Excetuando-se a faixa etária, os dados demográficos da SMSL também se aplicam à SUDC.

Fatores de risco
Muito bem estabelecido na literatura como fator de risco é o hábito de dormir em decúbito ventral e a associação à exposição ao tabaco durante a gestação ou após o nascimento. Dados estatísticos mostram redução significante de óbitos inesperados após introdução de campanhas educativas relacionadas à posição de dormir e exposição ao tabaco9.

O hábito de dividir o leito com várias pessoas e dormir sobre superfícies macias, também aumenta o risco de óbitos inesperados independentemente da faixa etária10,11.

Crianças pequenas para a idade gestacional, baixo peso ao nascimento e ganho pondero-estatural não adequado estão entre as de risco para SMSL e SUDC12.

Mecanismo de óbito
A elucidação da causa de um evento tão trágico como a morte súbita de uma criança previamente saudável, pede resposta rápida no intuito de no mínimo diminuir a culpa inerente às famílias que perderam seus filhos.

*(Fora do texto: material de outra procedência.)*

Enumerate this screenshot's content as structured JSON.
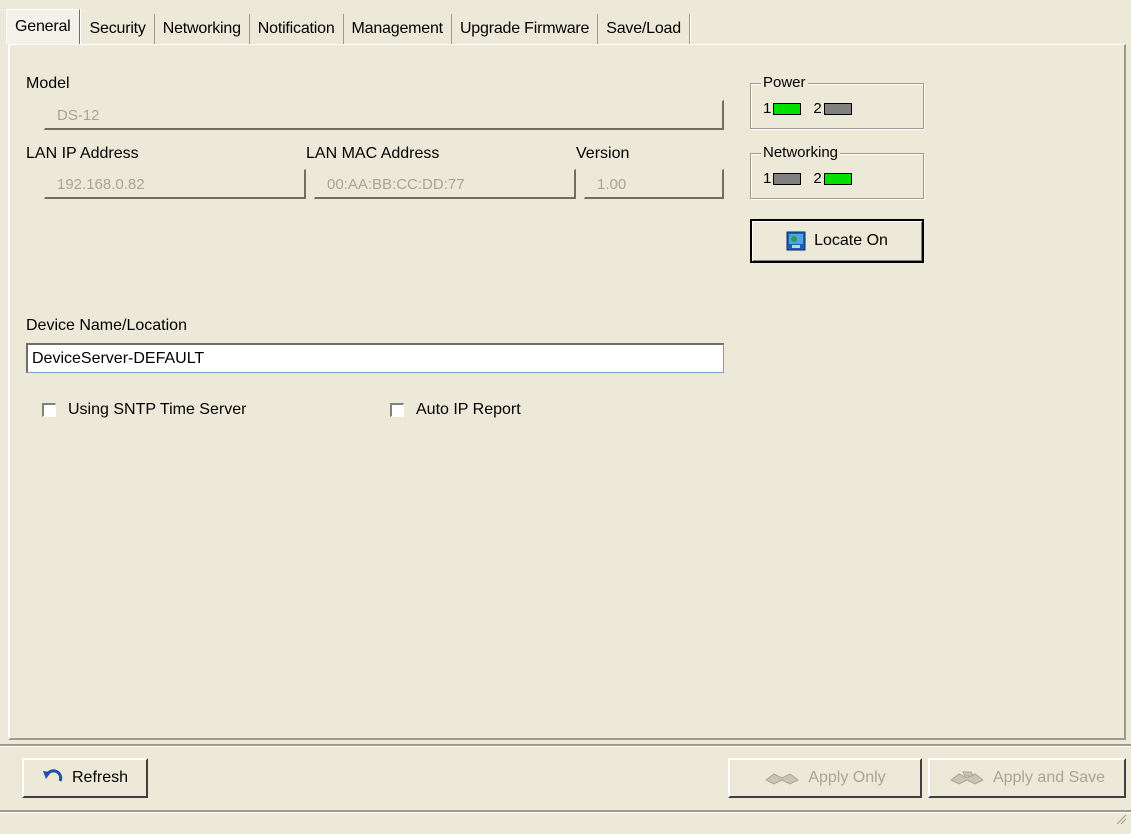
{
  "tabs": [
    {
      "label": "General",
      "active": true
    },
    {
      "label": "Security",
      "active": false
    },
    {
      "label": "Networking",
      "active": false
    },
    {
      "label": "Notification",
      "active": false
    },
    {
      "label": "Management",
      "active": false
    },
    {
      "label": "Upgrade Firmware",
      "active": false
    },
    {
      "label": "Save/Load",
      "active": false
    }
  ],
  "general": {
    "model_label": "Model",
    "model_value": "DS-12",
    "lan_ip_label": "LAN IP Address",
    "lan_ip_value": "192.168.0.82",
    "lan_mac_label": "LAN MAC Address",
    "lan_mac_value": "00:AA:BB:CC:DD:77",
    "version_label": "Version",
    "version_value": "1.00",
    "device_name_label": "Device Name/Location",
    "device_name_value": "DeviceServer-DEFAULT",
    "sntp_label": "Using SNTP Time Server",
    "sntp_checked": false,
    "auto_ip_label": "Auto IP Report",
    "auto_ip_checked": false
  },
  "power": {
    "title": "Power",
    "leds": [
      {
        "num": "1",
        "color": "#00e000",
        "icon": "led-on"
      },
      {
        "num": "2",
        "color": "#808080",
        "icon": "led-off"
      }
    ]
  },
  "networking": {
    "title": "Networking",
    "leds": [
      {
        "num": "1",
        "color": "#808080",
        "icon": "led-off"
      },
      {
        "num": "2",
        "color": "#00e000",
        "icon": "led-on"
      }
    ]
  },
  "buttons": {
    "locate_label": "Locate On",
    "refresh_label": "Refresh",
    "apply_only_label": "Apply Only",
    "apply_save_label": "Apply and Save"
  }
}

Apesar dos crescentes e complexos estudos na área, o verdadeiro mecanismo de morte da SMSL ainda é desconhecido. Porém, a grande maioria da literatura sugere que essas crianças devem ter sofrido hipóxia aguda, senão crônica antes de morrerem13.

Apesar dos esforços concentrados nessa área de pesquisa, a SMSL ainda permanece como diagnóstico de exclusão, sendo muitas vezes impossível diferenciar se o mecanismo de sufocação foi natural, acidental ou provocado através do exame pós morten. Nesses casos, a reavaliação das circunstâncias do óbito são fundamentais14.

Em relação à SUDC estudos recentes alertam sobre a possibilidade de alteração prévia no hipocampo como fator causal, porém mais estudos ainda são necessários para a confirmação etiológica15.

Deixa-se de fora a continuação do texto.